Windfall

LOGIC TELLS US that a book about climate change shouldn’t be fun—or, for that matter, funny. Yet in journalist McKenzie Funk’s capable hands, the subject matter is just that. Windfall: The Booming Business of Global Warming is a globe-spanning, wide-reaching romp to the front lines of a warming planet, where entrepreneurs, engineers, and savvy capitalists see a market opportunity. Funk doesn’t attempt to convince skeptics of the reality of climate change or rehash the science for believers; instead, this is a book about who stands to profit—and, conversely, lose—from global warming.

The stories Funk relates are by turns absurd, inventive, and tragic. What he discovers in his travels is that the obvious winners in this worldwide reshuffling of the natural order tend to be northerners: Canadians flexing their might over the Northwest Passage, which is newly cleared of ice and ready for maritime prime time; and Greenlanders, who find themselves rising—literally—as their ice sheet melts. Greenlanders, for example, have lived under Danish rule for three centuries, but a warming climate promises an oil and mineral boom that could buy the country’s independence. Offshore, geologists have identified rich oil deposits; onshore, retreating glaciers give way to zinc, gold, diamonds, and uranium. Greenland’s secessionists bank on other sources of income, too: disaster tourists eager to see glaciers calving into the sea, valuable fish stock moving north as waters warm, and cheap hydropower generated by the country’s newly rushing rivers.
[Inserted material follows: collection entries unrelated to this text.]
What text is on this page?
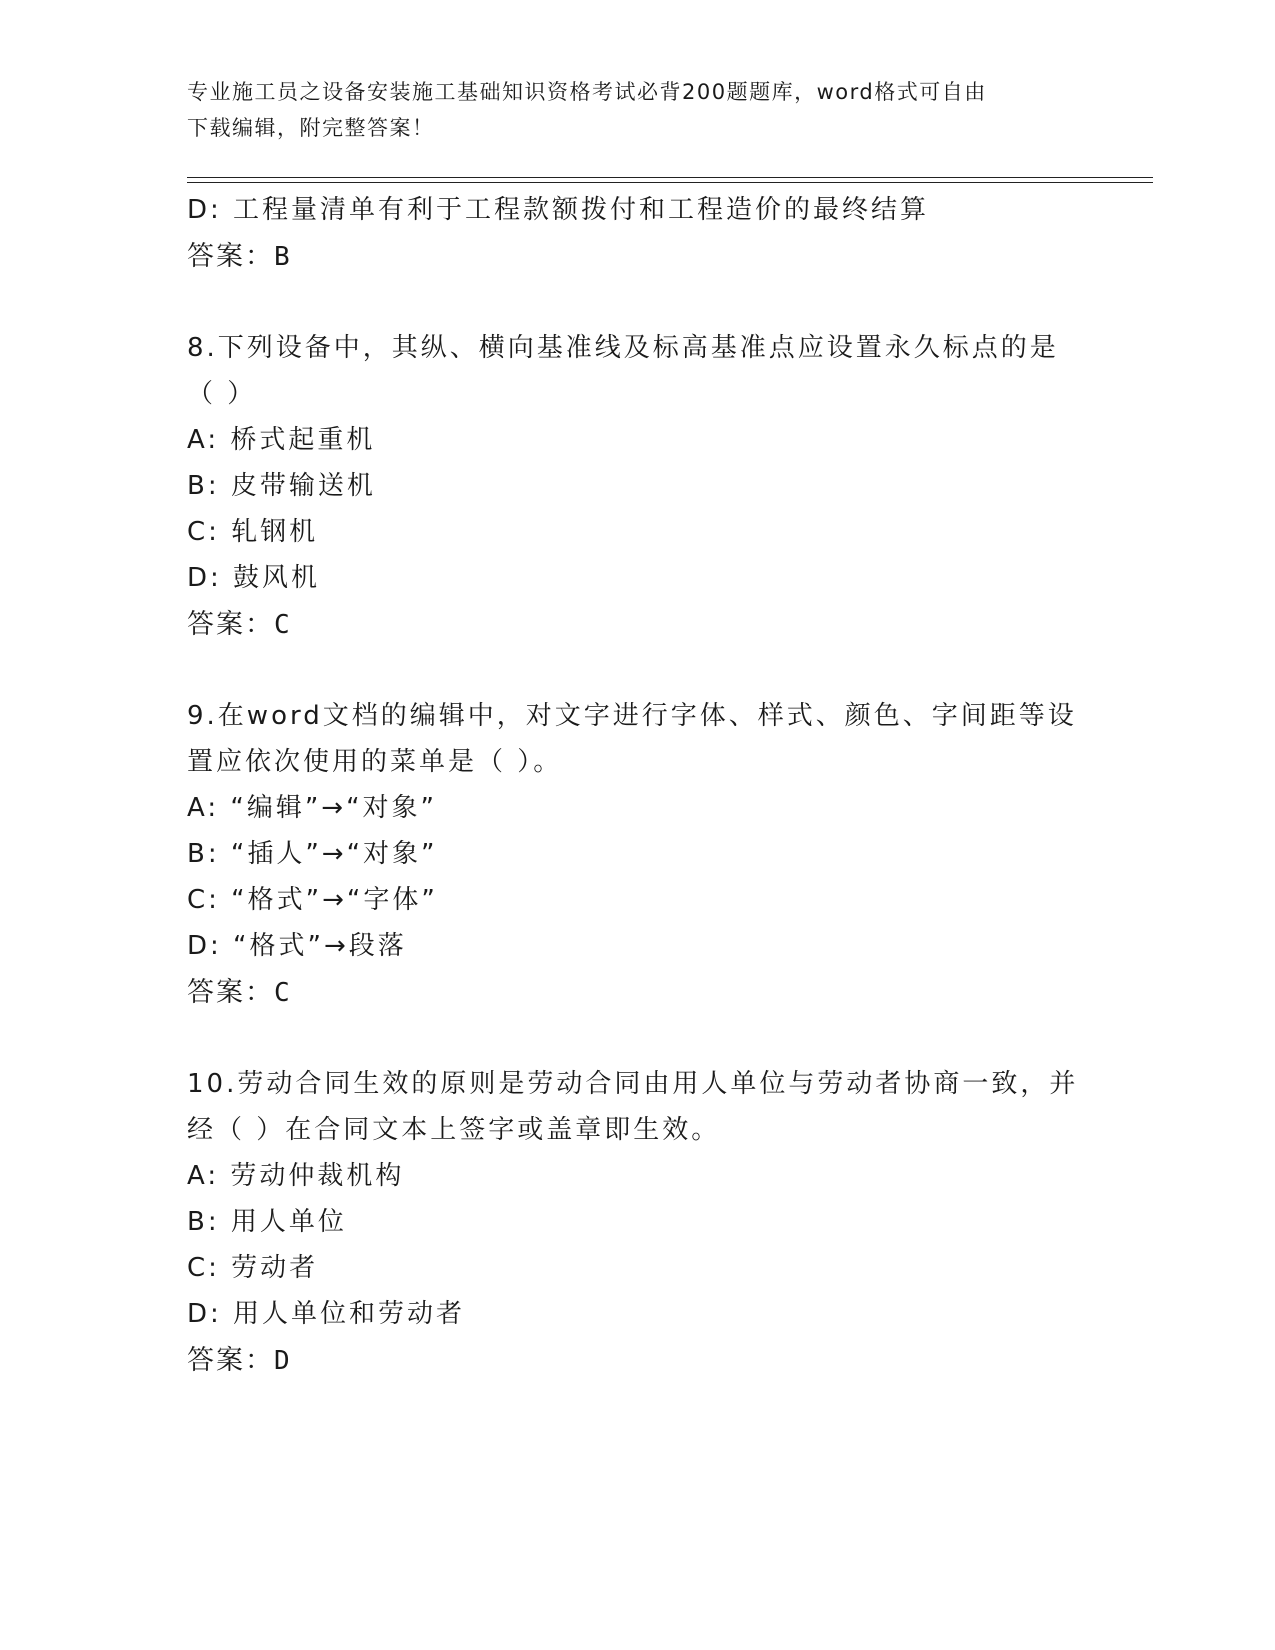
专业施工员之设备安装施工基础知识资格考试必背200题题库，word格式可自由
下载编辑，附完整答案！
D: 工程量清单有利于工程款额拨付和工程造价的最终结算
答案：B
8.下列设备中，其纵、横向基准线及标高基准点应设置永久标点的是
（ ）
A: 桥式起重机
B: 皮带输送机
C: 轧钢机
D: 鼓风机
答案：C
9.在word文档的编辑中，对文字进行字体、样式、颜色、字间距等设
置应依次使用的菜单是（ ）。
A: “编辑”→“对象”
B: “插人”→“对象”
C: “格式”→“字体”
D: “格式”→段落
答案：C
10.劳动合同生效的原则是劳动合同由用人单位与劳动者协商一致，并
经（ ）在合同文本上签字或盖章即生效。
A: 劳动仲裁机构
B: 用人单位
C: 劳动者
D: 用人单位和劳动者
答案：D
In countries without diamonds in their backyards, Funk discovers other means of capitalizing on a warming planet. Is your profitable ski season cut short by rising temperatures? There’s an Israeli company selling snowmaking equipment that can pump out snow at any temperature, on any day of the year. Is wildfire threatening your mansion in Southern California? For-profit firefighters, funded by insurance companies, are patrolling the hills and canyons outside of Los Angeles, protecting the homes of those with the money to pay for it. And in the Netherlands, architects and engineers are hawking floating islands—to replace the ones the rising ocean will likely swallow—and seawalls to ward off storm surges.

The lesson in all of this is that, as the globe warms, the rich will get richer, and those with the resources to adapt will benefit from the ingenuity of those who peddle adaptations. But the buoyant optimism Funk encounters in Greenland and the Netherlands is countered by a bleak, desperate scramble to make do in poorer parts of the world. In Senegal, for example, foresters are trying, seemingly in vain, to build a “Great Green Wall” to fend off an encroaching Sahara Desert. And there’s a literal wall going up on the border between India and Bangladesh—the latter is expected to lose the southern fifth of its country to rising sea levels, displacing between 20 and 30 million people, while the former is constructing a fence, at the cost of $1.2 billion, to keep out a so-called “silent invasion” of Bangladeshis.
“The hardest truth about climate change is that it is not equally bad for everyone,” Funk writes. “Some people—the rich, the northern—will find ways to thrive while others cannot, and many people will wall themselves off from the worst effects of warming while others remain on the wrong side.”

It’s a sobering message. Even so, Funk’s Windfall is likely to be one of the few books on climate change you’ll actually enjoy. That’s due in no small part to Funk himself, who has a satirist’s eye and is keenly attuned to the foibles and quirks of the entrepreneurs he meets in his travels. Yet he avoids falling back on oversimplification or easy stereotype, and he’s an affable narrator with a knack for deadpan, dark humor. When dark humor stops being funny and starts being just dark, Funk can’t be blamed. After all, the climate is changing.